The attack prompted calls from the committee’s chairman, Labour’s Unmesh Desai, to get back to the original question, but veteran Conservative politician Tony Arbour said: “The thing that really foxes us is the dissonance between what was said at the previous meeting of this committee about the longevity of the Commissioner’s reign and the fact that he has now handed in his papers.”
He asked Linden: “Was the Commissioner fitted up for this?”
Linden said it was normal for there to be “disagreements and discord” in high-level politics, but said: “I can reiterate that the working relationship between the Mayor, the Commissioner and myself is very good.”
She appeared to put the mayor’s criticisms of Hogan-Howe down to “honest answers to honest questions”, and said future disagreements would be conducted in private “as they were before”.

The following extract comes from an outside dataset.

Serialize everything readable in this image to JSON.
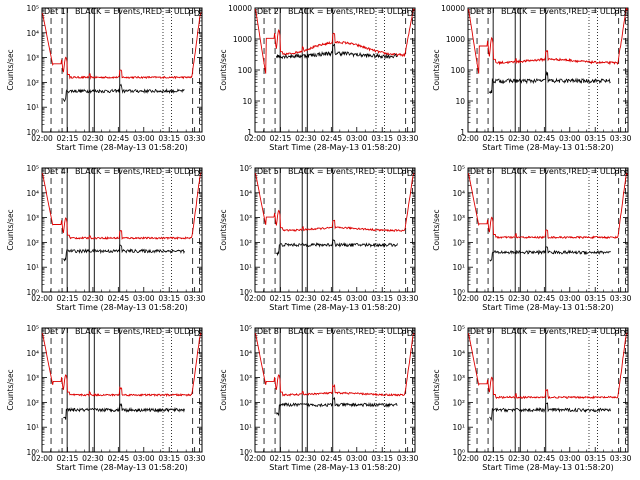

The remark caused consternation, with Gareth Bacon, the leader of the London Assembly Conservatives, pressing Linden further. He said: “A lot of the instances mentioned were done through press releases, not answers to questions. That is proactively going out to the press with a line that directly contradicts the public position taken by the Commissioner.
“It is indisputable that the Mayor has gone out of his way to publicly contradict the Commissioner on at least three occasions which relate directly to operational policing.”
Linden denied there had been a “deliberate strategy” to publicly undermine Hogan-Howe, and countered the accusations by saying: “I can see why all of you want to push that position because it makes good theatre and it makes some good stories, but it is not true.”
The Mayor’s office is yet to respond to a request for comment.